What is Scientific Apologetics?

Scientific apologetics is a sub-category of Christian apologetics in which apologists seek to employ scientific understanding, principles, and discoveries within the natural world to strengthen claims of God’s existence and to remove intellectual obstacles that challenge a full understanding of the Christian Scriptures and gospel.

Scientific apologetics is an appeal to scientific discoveries, methodologies, and principles in order to harmonize a rational understanding of the general revelation of God in nature (according to Romans 1:19-20 and Psalm 19:1-4) and the special revelation of God through Scripture. It may be utilized to show how the rationality of theological arguments and understanding are similar to those within the scientific or natural sciences. Additionally, it can be employed to bring the Scriptures and scientific understanding into a more harmonious relationship. Three ways of relating science and Christian theology that assimilate scientific apologetics are independence, dialogue, and integration (more about these below).[1]

Galileo, like many other scientists of Christian faith, thought that God’s revelation in nature and God’s revelation in Scripture would never conflict, since God was the author of both. Pursuing the truth about God and all of creation in both books, that of nature and that of the Scripture, can help us come to a fuller understanding of truth and reality.
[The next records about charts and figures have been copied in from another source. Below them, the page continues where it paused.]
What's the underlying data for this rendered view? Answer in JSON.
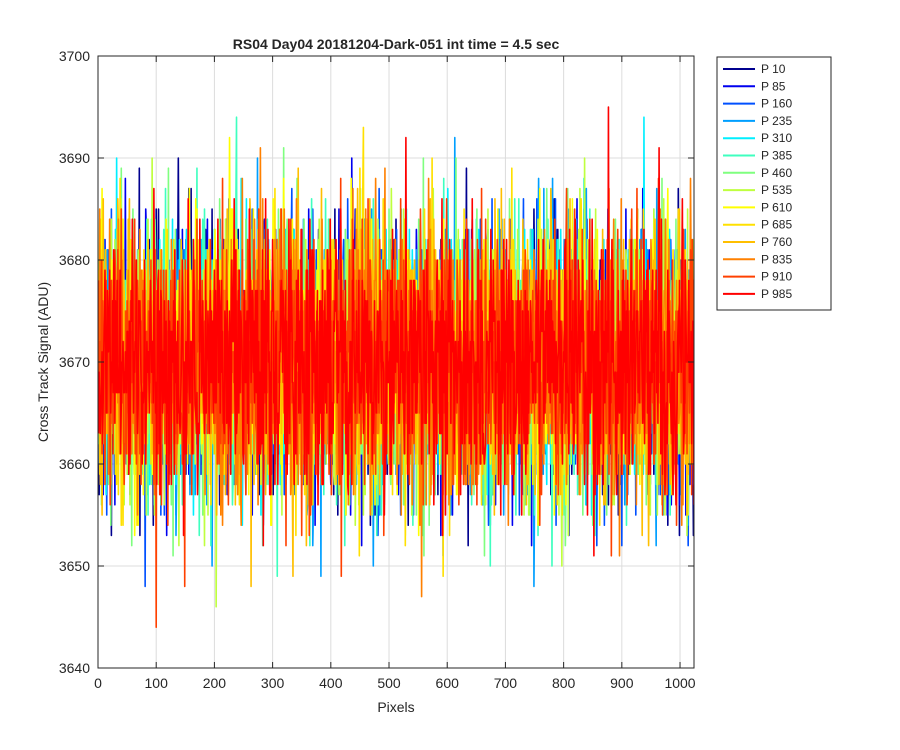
{
  "chart_data": {
    "type": "line",
    "title": "RS04 Day04 20181204-Dark-051 int time = 4.5 sec",
    "xlabel": "Pixels",
    "ylabel": "Cross Track Signal (ADU)",
    "xlim": [
      0,
      1024
    ],
    "ylim": [
      3640,
      3700
    ],
    "xticks": [
      0,
      100,
      200,
      300,
      400,
      500,
      600,
      700,
      800,
      900,
      1000
    ],
    "yticks": [
      3640,
      3650,
      3660,
      3670,
      3680,
      3690,
      3700
    ],
    "grid": true,
    "legend_position": "outside-top-right",
    "num_points": 1024,
    "signal_mean": 3670,
    "noise_std": 6.5,
    "series": [
      {
        "name": "P 10",
        "color": "#00008f"
      },
      {
        "name": "P 85",
        "color": "#0000ef"
      },
      {
        "name": "P 160",
        "color": "#0050ff"
      },
      {
        "name": "P 235",
        "color": "#009fff"
      },
      {
        "name": "P 310",
        "color": "#00efff"
      },
      {
        "name": "P 385",
        "color": "#3fffbf"
      },
      {
        "name": "P 460",
        "color": "#7fff7f"
      },
      {
        "name": "P 535",
        "color": "#bfff3f"
      },
      {
        "name": "P 610",
        "color": "#ffff00"
      },
      {
        "name": "P 685",
        "color": "#ffe000"
      },
      {
        "name": "P 760",
        "color": "#ffbf00"
      },
      {
        "name": "P 835",
        "color": "#ff8000"
      },
      {
        "name": "P 910",
        "color": "#ff4000"
      },
      {
        "name": "P 985",
        "color": "#ff0000"
      }
    ]
  }
}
The two books of nature and Scripture may speak to different and separate realms of knowledge, and allowing each a separate or non-overlapping domain of authority is a way of relating the two known as independence. Allowing scientific understanding to inform scriptural interpretation or seeking scriptural insight into interpretation of scientific findings is a way of relating science and Christianity known as dialogue. Greater harmony between scientific understanding of the natural world and the literal meaning of Scripture is sought by some and is a way of relating the two known as integration (or concordism). Depending on one’s Christian theology and scientific perspective one may employ scientific apologetics to support the relationship of independence, dialogue, or various forms of integration.

In an age and culture where science is often seen as an ultimate source of knowledge and progress, scientific apologetics can be a very useful tool in the apologist’s tool belt. But one should take great care not to arrogantly appeal to any particular scientific principle; science is a field of nearly constant change, as limited knowledge is revised and progresses through new experimentation and ongoing discoveries. Nevertheless, if one maintains a posture of intellectual humility in pursuing truth, the Christian apologist can be certain and confident that God’s book of nature and the biblical Scriptures will never conflict when both are understood and interpreted correctly. Where the two seem to contradict each other we can be sure we are misinterpreting one, or the other, or both.

An apparent contradiction between the two also suggests that one should ask whether science is being stripped of its definitive role as a method of examining the natural world and wrongly extrapolated into a philosophical commitment that states only the natural world is real. This philosophical commitment, not itself grounded in nor testable by science, is known as scientism.  Scientists who assert that only the natural world is real are making a philosophical statement not a scientific statement. Scientific apologetics appeals to science within its definitive role. It takes scientific data to support premises in philosophical arguments that lead to logical conclusions with supernatural implications or theistic significance.[2]

[1]  Ian Barbour describes four ways to relate science and religion: conflict, independence, dialogue and integration in Religion and Science: Historical and Contemporary Issues (Harper SanFrancisco, ©1997).

[2]  My special thanks to Ginny Franklin (Biola MASR, 2013)  and Tim Stratton (Biola MACA, 2014) for input and critique of this post.